The Angel and the Pocketknife
“Who does this?” I often ask myself after doing whatever “this” is for the day. Yesterday, I asked again.
Rummaging through my purse while driving, I felt an intense pain. I yanked my hand away and watched as the blood poured from my fingertip. I pulled to the closest U-turn lane and grabbed some tissues to stanch the bleeding. That didn’t help, so I pulled off the road and parked. Twenty-minutes later, blood-drenched tissues filling my lap, both hands (and a shirt I had on the car seat next to me) bloody, it finally stopped.
I was on my way to a party I didn’t want to miss, so going home, even though it was five minutes away was not an option. When the blood waters receded, I took a careful peek into my purse. The culprit? An open pocketknife.

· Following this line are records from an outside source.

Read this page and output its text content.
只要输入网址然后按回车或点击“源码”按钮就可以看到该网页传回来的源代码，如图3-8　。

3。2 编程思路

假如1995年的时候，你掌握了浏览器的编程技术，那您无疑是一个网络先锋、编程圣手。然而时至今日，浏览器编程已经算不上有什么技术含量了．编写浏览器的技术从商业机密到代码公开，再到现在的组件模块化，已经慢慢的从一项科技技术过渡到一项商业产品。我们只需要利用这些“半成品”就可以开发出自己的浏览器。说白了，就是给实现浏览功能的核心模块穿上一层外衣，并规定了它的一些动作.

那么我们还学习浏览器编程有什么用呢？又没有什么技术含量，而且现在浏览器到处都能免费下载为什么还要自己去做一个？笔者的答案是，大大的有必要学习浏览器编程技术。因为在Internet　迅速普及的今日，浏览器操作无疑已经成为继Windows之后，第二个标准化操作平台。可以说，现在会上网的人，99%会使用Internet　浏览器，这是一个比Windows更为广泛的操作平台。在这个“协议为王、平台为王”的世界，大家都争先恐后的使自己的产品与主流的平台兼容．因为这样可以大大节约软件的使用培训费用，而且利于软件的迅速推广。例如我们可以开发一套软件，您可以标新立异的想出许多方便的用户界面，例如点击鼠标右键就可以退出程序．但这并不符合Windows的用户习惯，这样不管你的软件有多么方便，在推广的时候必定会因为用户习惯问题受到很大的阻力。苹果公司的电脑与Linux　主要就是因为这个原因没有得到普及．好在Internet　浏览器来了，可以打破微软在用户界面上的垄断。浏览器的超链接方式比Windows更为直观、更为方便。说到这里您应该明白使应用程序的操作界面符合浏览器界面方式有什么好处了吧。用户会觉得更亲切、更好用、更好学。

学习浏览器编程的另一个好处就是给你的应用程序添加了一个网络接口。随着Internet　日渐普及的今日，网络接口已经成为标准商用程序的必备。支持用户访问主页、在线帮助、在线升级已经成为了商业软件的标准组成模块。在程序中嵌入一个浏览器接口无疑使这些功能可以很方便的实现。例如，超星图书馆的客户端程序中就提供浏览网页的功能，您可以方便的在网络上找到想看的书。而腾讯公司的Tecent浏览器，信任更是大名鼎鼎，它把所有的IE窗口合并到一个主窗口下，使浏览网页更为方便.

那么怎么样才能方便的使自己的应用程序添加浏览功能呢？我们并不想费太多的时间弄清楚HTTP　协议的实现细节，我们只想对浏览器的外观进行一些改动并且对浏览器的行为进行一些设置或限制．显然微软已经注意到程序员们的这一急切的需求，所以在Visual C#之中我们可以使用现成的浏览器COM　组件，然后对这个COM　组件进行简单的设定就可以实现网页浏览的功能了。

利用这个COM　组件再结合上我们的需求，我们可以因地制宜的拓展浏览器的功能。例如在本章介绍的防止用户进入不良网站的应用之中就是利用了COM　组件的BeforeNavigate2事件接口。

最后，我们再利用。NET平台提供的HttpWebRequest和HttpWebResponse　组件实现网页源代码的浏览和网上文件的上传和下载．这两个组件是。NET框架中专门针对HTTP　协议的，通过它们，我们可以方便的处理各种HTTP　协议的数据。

The pocketknife is not spring loaded; it’s not a switchblade. Opening this knife must be done on purpose. I’m a space shot, but I would never put an open knife in my purse. I closed said knife and tucked it in a pocket of my purse. I decided to drive to a convenience store and get some bandages. Before I put the car in gear, I wished for the first time, that I had an automatic. I was certain shifting would get the blood flowing again.

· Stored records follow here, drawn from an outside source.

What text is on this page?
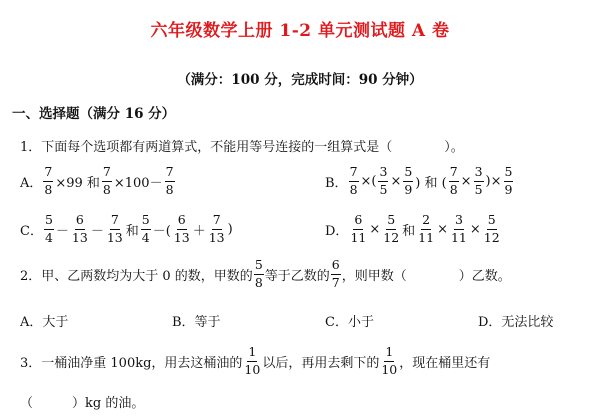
六年级数学上册 1-2 单元测试题 A 卷
（满分：100 分，完成时间：90 分钟）
一、选择题（满分 16 分）
1．下面每个选项都有两道算式，不能用等号连接的一组算式是（　　　　）。
A． $\frac{7}{8} \times 99$ 和 $\frac{7}{8} \times 100- \frac{7}{8}$	B． $\frac{7}{8}$ ×( $\frac{3}{5} \times \frac{5}{9}$ ) 和 ( $\frac{7}{8} \times \frac{3}{5}$ )× $\frac{5}{9}$
C． $\frac{5}{4} - \frac{6}{13} - \frac{7}{13}$ 和 $\frac{5}{4}$ －( $\frac{6}{13} + \frac{7}{13}$ )	D． $\frac{6}{11} \times \frac{5}{12}$ 和 $\frac{2}{11} \times \frac{3}{11} \times \frac{5}{12}$
2．甲、乙两数均为大于 0 的数，甲数的 $\frac{5}{8}$ 等于乙数的 $\frac{6}{7}$ ，则甲数（　　　　）乙数。
A．大于	B．等于	C．小于	D．无法比较
3．一桶油净重 100kg，用去这桶油的 $\frac{1}{10}$ 以后，再用去剩下的 $\frac{1}{10}$ ，现在桶里还有
（　　　）kg 的油。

I ducked into the restroom, washed the blood off my hands, and bought some bandages. Back in the car, the bleeding started again. World’s Crappiest Bandages (WCB) was not the label on the box, but it could have been. Determined to get to the party, I wrapped my finger with napkins, secured them with WCBs, and arrived at the party quite late. The host had real bandages, which I gratefully accepted and used.
I could say, “The moral of the story is no more rummaging in your purse, Chris. You never know when you’ll slice yourself with a knife.” That’s when the “Who does this?” question comes to mind. I checked that knife later. It isn’t easy to open. I don’t know how it opened—and I’m looking for some cosmic reason as to why I had to delay getting on I-95 and driving 75 miles south. I was only a half-mile away when I cut myself. The total time waiting for the blood to stop, convenience store trip, washing, wrapping, and bandaging was at least 30 minutes.

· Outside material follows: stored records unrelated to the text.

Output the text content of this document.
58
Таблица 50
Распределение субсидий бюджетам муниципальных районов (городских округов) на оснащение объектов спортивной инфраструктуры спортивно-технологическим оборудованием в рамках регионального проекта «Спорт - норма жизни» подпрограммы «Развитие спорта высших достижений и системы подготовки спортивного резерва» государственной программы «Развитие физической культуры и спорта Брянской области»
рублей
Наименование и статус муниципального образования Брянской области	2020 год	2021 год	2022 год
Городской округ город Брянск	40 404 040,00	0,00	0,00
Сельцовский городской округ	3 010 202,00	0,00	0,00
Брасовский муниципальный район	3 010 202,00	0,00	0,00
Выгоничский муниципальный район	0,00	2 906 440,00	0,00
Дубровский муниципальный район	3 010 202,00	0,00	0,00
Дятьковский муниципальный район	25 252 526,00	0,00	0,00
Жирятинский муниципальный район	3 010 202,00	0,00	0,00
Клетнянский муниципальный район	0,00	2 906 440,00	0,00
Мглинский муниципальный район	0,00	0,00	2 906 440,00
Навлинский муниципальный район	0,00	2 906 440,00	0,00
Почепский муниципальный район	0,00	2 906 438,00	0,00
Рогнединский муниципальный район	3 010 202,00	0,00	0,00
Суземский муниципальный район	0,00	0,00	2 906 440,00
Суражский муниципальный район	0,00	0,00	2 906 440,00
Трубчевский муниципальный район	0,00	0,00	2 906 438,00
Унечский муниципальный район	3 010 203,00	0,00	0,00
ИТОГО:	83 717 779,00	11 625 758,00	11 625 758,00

By writing through this experience, I can answer the question.
Five minutes before I left the house, I received some life-changing news. Not in a good way . . . so far. My income took a big hit and I was frantic with worry. But I was determined to go to the party. Nothing was going to stop me. Even in my frantic state, I was going to get on the deadliest highway in America—I-95 in Florida—and drive.
If an Angel Opens a Knife,
What Else Is Possible?
Nothing was going to stop me—except a stab wound to the fingertip. I stopped. For at least 30 minutes I stopped. It’s another puzzle as to why a fingertip wound would bleed so profusely—even after pressure, elevation, the usual. Because gear-shifting was out of the question, I wasn’t going anywhere. America’s deadliest highway would have to wait.
Blood is a great distraction. It pulls you away from everything else that’s going on. Focus is shifted to one thing: making it stop. The bleeding stopped. My frantic mental what-ifs also stopped.
When I finally got on the highway, I drove slowly—and I admit I made a phone call that calmed me. Maybe the angel who opened that knife guided me while I drove because I’m safe at home and starting a new day.
And maybe, just maybe, I can find a way to trust that it will all be okay. If an angel opens a knife in my purse, then pretty much anything is possible.